The rich deep smell of the ocean – seaweed, salt water, damp wood – greeted me as I began descending down the pathway to the beach. It was early morning and I had the beach to myself. It’s amazing how our brains store memories and that those memories can be instantly and unexpectedly accessed through our sense of smell. For me the smell of the ocean instantly transported me to the beach in Lantzville, and being nine years old in a painting class learning about shading and contouring. As I walked the beach lost in memories I wasn’t really paying attention to where I was and walked right past my site but something caught my attention out of the corner of my eye and made me back track a few steps.

I was delighted as I gazed at a large beautiful sandstone lace rock formation embedded into the small cliff above the beach. I had seen similar formations on Gabriola Island and had been mesmerized by them. Sandstone is a soft stone made up of tiny particles of sand-sized minerals or rock grains and organic materials. It is amazing to think that tide after tide for eons has worn the sandstone into a small cavern. The smooth sides were etched with tide marks in varying shades of grey and blue. The smooth rounded interior reminded me of ribs and the belly of a whale. Had the cavern once been filled with a large rock that had one day fallen out into the tidal waters? Or had the interior void been slowly shaped by the continuous movement of water across its surface?

I’m first generation Finnish Canadian and as a child I was taught that all beings – plants, animals, insects, stones, water – are sacred and have a Spirit. Rocks are the oldest beings on the Earth and carry the entire history and memories of this world. First Nation sweat lodges welcome heated rocks, as Grandmothers and Grandfathers, into the sacred space. During the sweat lodge ceremony they share their teachings with those present. Rocks are also known as the bones of Mother Earth and the ancient ones.

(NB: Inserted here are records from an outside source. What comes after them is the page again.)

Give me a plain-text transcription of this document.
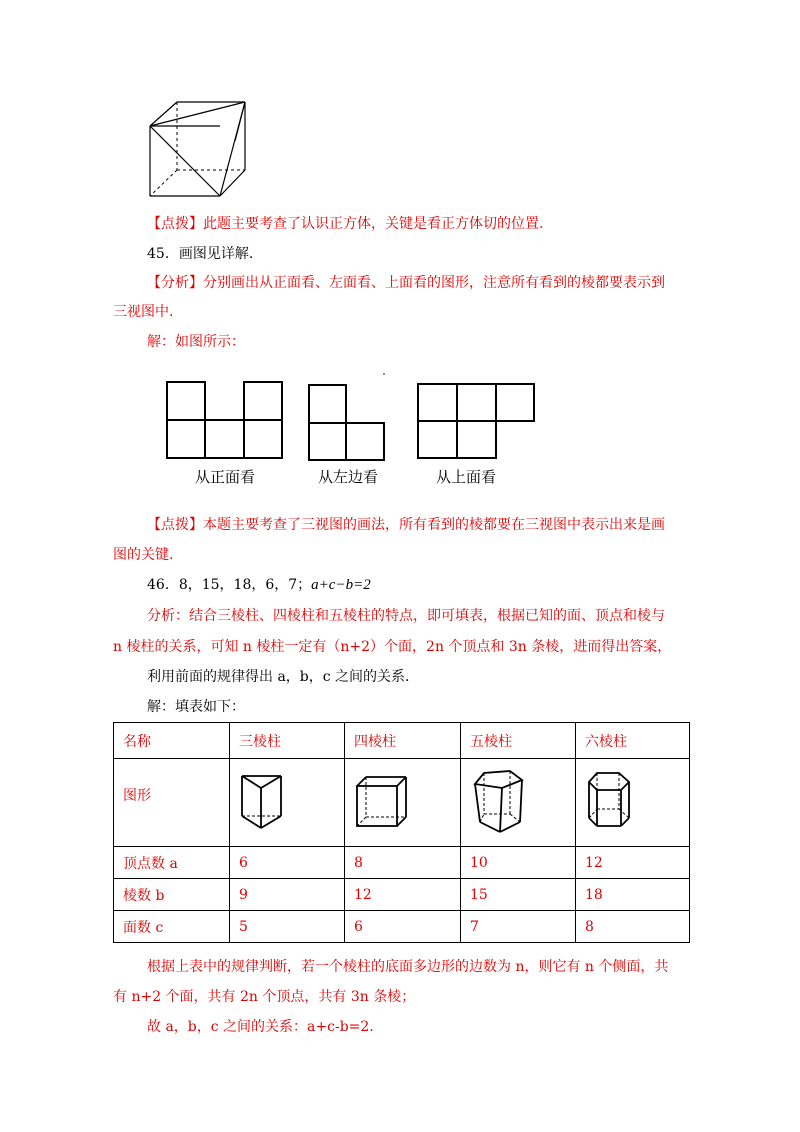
【点拨】此题主要考查了认识正方体，关键是看正方体切的位置.
45．画图见详解.
【分析】分别画出从正面看、左面看、上面看的图形，注意所有看到的棱都要表示到
三视图中.
解：如图所示：
从正面看	从左边看	从上面看
【点拨】本题主要考查了三视图的画法，所有看到的棱都要在三视图中表示出来是画
图的关键.
46．8，15，18，6，7；a+c−b=2
分析：结合三棱柱、四棱柱和五棱柱的特点，即可填表，根据已知的面、顶点和棱与
n 棱柱的关系，可知 n 棱柱一定有（n+2）个面，2n 个顶点和 3n 条棱，进而得出答案，
利用前面的规律得出 a，b，c 之间的关系.
解：填表如下：
名称	三棱柱	四棱柱	五棱柱	六棱柱
图形				
顶点数 a	6	8	10	12
棱数 b	9	12	15	18
面数 c	5	6	7	8
根据上表中的规律判断，若一个棱柱的底面多边形的边数为 n，则它有 n 个侧面，共
有 n+2 个面，共有 2n 个顶点，共有 3n 条棱；
故 a，b，c 之间的关系：a+c-b=2.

All around the opening to the sandstone cavern were smaller voids, tiny replicas of the larger one. They reminded me of the stones I’ve found in rivers, stones that had a perfectly smooth hole worn away from their centers. The colour of the Southey Point sandstone is a beige-gray and in stark contrast to the beach which holds stones of very different colours – burgundy, black, dark grey.

I began to collect small stones from the beach to place into the smaller voids. I was surprised that the beach rocks were not worn smooth but were instead jagged and did not easily fit into the perfectly smooth voids. I started to think of the process as a stone meditation and contemplated at how this particular practice reflected our passage through this life. I was carefully placing stones into the site knowing that the next high tide would remove them and sweep them back out onto the beach again. My stone meditation was echoing how we carefully construct our lives only to leave it all behind as we are swept along our Spirit journey back to Source.

This ephemeral work will soon vanish and become integrated back into the site, speaking of our own ephemeral passage through this world, witnessed and supported by the natural world we are so deeply interconnected with.